Tata merasakan matanya memanas. Entah kenapa dia merasakan kehangatan luar biasa saat membayangkan wajah Farid. Ini tidak adil bagi Farid juga Nayra. Sheren benar-benar keterlaluan. Mana mungkin dirinya menyingkirkan kakak seseorang yang telah menyelamatkan masa depannya, yaitu sebuah ransel yang berisi berbagai dokumen penting untuk keberangkatannya menuju Caen, kota di mana dia akan menimba ilmu. Seandainya itu terjadi, Tata tidak akan pernah memaafkan dirinya.

______

Untung saja gerbang rumah Bu Hanin terbuka lebar, Tata dengan leluasa melajukan motornya memasuki pekarangan rumah Bu Hanin, meski dia tetap dihalang-halangi para staff Bu Hanin yang bertubuh gempal.

"Saya harus bertemu Bu Hanindita..., atau dia akan celaka..., dan kalian akan menjadi pengangguran dalam waktu dekat...," ancam Tata sambil menunjukkan sebuah foto dirinya dan Sheren yang sedang bermesraan di atas tempat tidur.

"Waduh..., bener ini. Lari, Mbak. Sebentar lagi Bu Hanin akan menandatangani surat wasiat buat Mbak Sheren."

Tata terkesiap. Ini harus dihentikan. Dia berlari sekencang mungkin menuju ruang utama rumah Bu Hanin.

Tata terfokus dengan tangan Bu Hanin yang hendak membubuhi tinta di atas sebuah surat.

"TUNGGU!" teriaknya memecah kesunyian di ruang utama itu. Tentu saja semuanya terperangah hebat dengan kehadirannya yang tidak diduga-duga.

______

Bu Hanin meremas dadanya saat melihat rekaman CCTV yang ditunjukkan Tata kepadanya. Terlihat sangat jelas bahwa Sheren bercinta dengan Tata di dalam kamar sebuah apartemen. Tata juga memperlihatkan berbagai foto mesranya bersama Sheren lewat ponselnya. Yang lebih menyesakkan dadanya lagi, saat Tata memperdengarkan rekaman suara Sheren yang memerintahkannya untuk menyingkirkan Nayra.

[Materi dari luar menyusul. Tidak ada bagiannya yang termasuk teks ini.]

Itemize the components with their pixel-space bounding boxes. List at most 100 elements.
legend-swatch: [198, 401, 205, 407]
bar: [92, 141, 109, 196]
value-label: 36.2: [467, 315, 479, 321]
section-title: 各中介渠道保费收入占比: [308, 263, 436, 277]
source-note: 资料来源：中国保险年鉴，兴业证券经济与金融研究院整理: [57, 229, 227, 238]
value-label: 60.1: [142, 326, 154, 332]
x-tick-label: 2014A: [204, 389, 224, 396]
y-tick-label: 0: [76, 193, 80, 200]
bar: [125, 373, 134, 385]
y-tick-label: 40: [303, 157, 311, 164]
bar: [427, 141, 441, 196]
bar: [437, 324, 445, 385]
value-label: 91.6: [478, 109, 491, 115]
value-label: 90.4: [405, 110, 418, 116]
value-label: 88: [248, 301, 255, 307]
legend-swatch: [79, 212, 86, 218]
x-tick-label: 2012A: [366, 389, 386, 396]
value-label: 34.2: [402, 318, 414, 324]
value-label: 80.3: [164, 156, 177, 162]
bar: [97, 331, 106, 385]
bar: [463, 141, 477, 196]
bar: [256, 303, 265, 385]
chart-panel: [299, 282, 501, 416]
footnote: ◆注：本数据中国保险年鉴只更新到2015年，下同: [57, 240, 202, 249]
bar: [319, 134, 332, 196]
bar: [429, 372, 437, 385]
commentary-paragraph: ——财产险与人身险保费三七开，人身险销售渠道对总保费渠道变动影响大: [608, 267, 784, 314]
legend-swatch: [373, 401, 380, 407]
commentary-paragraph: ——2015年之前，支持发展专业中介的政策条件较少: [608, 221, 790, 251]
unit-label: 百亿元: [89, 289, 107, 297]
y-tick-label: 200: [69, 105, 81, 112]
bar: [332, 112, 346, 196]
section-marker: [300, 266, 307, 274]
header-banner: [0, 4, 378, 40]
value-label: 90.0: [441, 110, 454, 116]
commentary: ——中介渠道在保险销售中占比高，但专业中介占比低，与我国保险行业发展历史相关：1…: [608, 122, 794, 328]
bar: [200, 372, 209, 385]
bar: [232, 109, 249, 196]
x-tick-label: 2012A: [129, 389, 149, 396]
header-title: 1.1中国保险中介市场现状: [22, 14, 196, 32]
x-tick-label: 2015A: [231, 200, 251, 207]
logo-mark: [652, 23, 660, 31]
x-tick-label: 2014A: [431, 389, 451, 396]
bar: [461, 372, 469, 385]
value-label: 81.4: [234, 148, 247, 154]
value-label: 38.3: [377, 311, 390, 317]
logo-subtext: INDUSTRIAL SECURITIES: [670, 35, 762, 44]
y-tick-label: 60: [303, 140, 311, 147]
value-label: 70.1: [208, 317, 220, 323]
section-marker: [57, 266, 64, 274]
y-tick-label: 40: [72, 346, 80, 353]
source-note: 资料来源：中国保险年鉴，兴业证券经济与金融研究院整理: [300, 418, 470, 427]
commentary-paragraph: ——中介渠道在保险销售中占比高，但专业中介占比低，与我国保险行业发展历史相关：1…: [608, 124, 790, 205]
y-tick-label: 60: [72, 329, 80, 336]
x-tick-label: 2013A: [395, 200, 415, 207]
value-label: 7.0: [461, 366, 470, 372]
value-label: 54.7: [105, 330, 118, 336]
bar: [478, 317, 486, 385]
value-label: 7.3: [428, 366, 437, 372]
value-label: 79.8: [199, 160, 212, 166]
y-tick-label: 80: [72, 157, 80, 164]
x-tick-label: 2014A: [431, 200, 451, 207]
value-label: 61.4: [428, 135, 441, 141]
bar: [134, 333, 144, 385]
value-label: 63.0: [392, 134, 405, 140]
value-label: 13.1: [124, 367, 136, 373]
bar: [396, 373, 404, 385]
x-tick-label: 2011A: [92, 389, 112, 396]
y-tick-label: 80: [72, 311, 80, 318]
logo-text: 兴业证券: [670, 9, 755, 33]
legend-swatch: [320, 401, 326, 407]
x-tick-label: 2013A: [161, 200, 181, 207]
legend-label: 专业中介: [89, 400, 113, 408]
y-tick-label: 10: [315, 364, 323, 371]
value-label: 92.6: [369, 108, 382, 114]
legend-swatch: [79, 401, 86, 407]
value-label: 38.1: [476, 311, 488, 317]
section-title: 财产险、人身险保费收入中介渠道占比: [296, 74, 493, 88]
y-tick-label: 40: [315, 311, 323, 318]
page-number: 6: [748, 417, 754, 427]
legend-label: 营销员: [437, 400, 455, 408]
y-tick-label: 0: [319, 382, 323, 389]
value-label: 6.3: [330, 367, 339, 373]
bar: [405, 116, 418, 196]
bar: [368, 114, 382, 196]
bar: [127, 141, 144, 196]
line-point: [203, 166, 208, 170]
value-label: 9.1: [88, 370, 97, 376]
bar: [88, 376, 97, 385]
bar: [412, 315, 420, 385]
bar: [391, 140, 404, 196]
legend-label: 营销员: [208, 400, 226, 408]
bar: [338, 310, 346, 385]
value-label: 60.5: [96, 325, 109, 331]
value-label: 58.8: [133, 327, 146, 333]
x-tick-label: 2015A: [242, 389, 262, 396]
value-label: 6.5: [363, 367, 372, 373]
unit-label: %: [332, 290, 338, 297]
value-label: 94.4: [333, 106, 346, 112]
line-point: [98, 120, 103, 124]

"Bukan tidak ada kemungkinan..., setelah ibu bubuhkan tandatangan ibu di atas kertas ini, mungkin nyawa ibu besok sudah tidak ada lagi... Dia tidak pantas menjadi menantu seorang Ibu yang bernama Hanindita Surayya, apalagi menjadi pewaris tunggalnya...," desis Tata dengan wajah seramnya. Tata perlahan menutup laptopnya, karena dilihatnya Bu Hanin tampak sangat terpukul dan kecewa.

Bu Hanin pingsan.

***

Bu Sari dan Mbok Min saling pandang ketika mendengar Pak Johan berkata sebentar-sebentar dan langsung menutup panggilan. Sepertinya ada sesuatu yang serius sedang terjadi di rumah utama Bu Hanin. Namun mereka tidak bisa berandai-andai.

"Aku mau duduk-duduk di luar, Min. Suntuk di kamar terus...,"

________

Bu Sari dan Mbok Min kini berpindah duduk-duduk di teras depan rumah. Mereka ditemani Uli dan Rasti yang kebetulan sedang berdiri mengamati rumah Bu Hanin. Wajah Uli dan Rasti terlihat serius mendengar cerita dan keluh kesah dua pembantu Bu Hanin itu. Mereka turut prihatin dengan apa yang sedang terjadi di dalam keluarga Bu Hanin.

"Duh..., pantes Nayra tadi pagi nggak jual jamu. Biasanya Nayra tuh nggak pernah absen jual jamu," ujar Uli. Wajahnya sedih setelah mendengar cerita dari Mbok Min tentang pertengkaran hebat antara Nayra dan Bu Min.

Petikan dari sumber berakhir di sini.